Was tun im Falle einer Fehlüberweisung?

Schnell können einem beim Überweisen von Geldbeträgen kleine Flüchtigkeitsfehler unterlaufen. So genügt schon ein minimaler Zahlendreher in der Kontonummer des Empfängers, damit das überwiesene Geld auf einem falschen Konto landet.

Seit dem 31. Oktober 2009 gelten bei den meisten deutschen Banken und Kreditinstituten neue Allgemeine Geschäftsbedingungen. Sie wurden geändert, weil zum gleichen Zeitpunkt eine neue, EU-weit geltende Richtlinie für den Zahlungsverkehr in Kraft getreten ist.

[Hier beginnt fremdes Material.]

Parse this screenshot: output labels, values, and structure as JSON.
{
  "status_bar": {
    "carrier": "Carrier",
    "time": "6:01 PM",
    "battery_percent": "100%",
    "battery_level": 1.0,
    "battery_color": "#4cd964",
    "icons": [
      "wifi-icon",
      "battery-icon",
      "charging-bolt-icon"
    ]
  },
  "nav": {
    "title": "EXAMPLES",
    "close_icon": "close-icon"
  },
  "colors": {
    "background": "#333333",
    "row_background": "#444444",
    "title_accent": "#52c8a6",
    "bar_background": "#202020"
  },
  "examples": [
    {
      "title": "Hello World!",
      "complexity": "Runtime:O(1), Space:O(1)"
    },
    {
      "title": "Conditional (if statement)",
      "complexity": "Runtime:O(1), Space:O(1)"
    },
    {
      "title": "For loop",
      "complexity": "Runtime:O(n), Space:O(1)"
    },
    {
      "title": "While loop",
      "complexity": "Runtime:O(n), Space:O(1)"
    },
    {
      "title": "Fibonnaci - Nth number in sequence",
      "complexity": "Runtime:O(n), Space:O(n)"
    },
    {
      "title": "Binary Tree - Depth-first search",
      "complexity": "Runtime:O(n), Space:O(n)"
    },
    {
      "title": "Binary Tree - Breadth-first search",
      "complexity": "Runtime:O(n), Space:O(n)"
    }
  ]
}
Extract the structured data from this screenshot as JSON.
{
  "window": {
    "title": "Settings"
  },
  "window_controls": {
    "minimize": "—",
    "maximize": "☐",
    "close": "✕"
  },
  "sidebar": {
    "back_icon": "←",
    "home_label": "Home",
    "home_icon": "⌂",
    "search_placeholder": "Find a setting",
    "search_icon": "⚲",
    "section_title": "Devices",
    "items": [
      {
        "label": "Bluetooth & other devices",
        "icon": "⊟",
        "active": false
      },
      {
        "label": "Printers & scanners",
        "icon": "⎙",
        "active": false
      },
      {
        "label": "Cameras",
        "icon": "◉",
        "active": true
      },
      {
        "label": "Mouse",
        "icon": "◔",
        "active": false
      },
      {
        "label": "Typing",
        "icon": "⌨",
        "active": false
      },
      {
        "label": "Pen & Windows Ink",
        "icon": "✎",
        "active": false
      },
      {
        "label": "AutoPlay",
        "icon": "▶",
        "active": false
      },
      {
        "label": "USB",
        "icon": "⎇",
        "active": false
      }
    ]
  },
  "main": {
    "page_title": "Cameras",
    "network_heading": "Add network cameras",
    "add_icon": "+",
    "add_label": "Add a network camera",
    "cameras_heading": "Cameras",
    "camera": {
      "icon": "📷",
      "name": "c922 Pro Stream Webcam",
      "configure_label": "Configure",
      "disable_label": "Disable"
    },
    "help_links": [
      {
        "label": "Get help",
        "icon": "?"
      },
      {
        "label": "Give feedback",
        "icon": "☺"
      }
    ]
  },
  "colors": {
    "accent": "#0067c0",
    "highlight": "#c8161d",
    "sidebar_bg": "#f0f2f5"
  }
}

Für den Bankkunden hat sich seit Inkrafttreten der neuen AGB einiges verändert. So gleichen Banken seitdem die Namen und Kontonummern des Empfängers vor Ausführung eines Überweisungsauftrages nicht mehr ab. Stattdessen wird das Geld direkt auf das Girokonto gebucht, welches der angegebenen Kontonummer zugeordnet werden kann. Hat der Überweisende bei den den Angaben des Empfängers einen Fehler gemacht, dann ist das Geld im Regelfall verloren. Ob die Überweisung direkt am Schalter, online oder per Beleg getätigt wurde, ist dabei unerheblich.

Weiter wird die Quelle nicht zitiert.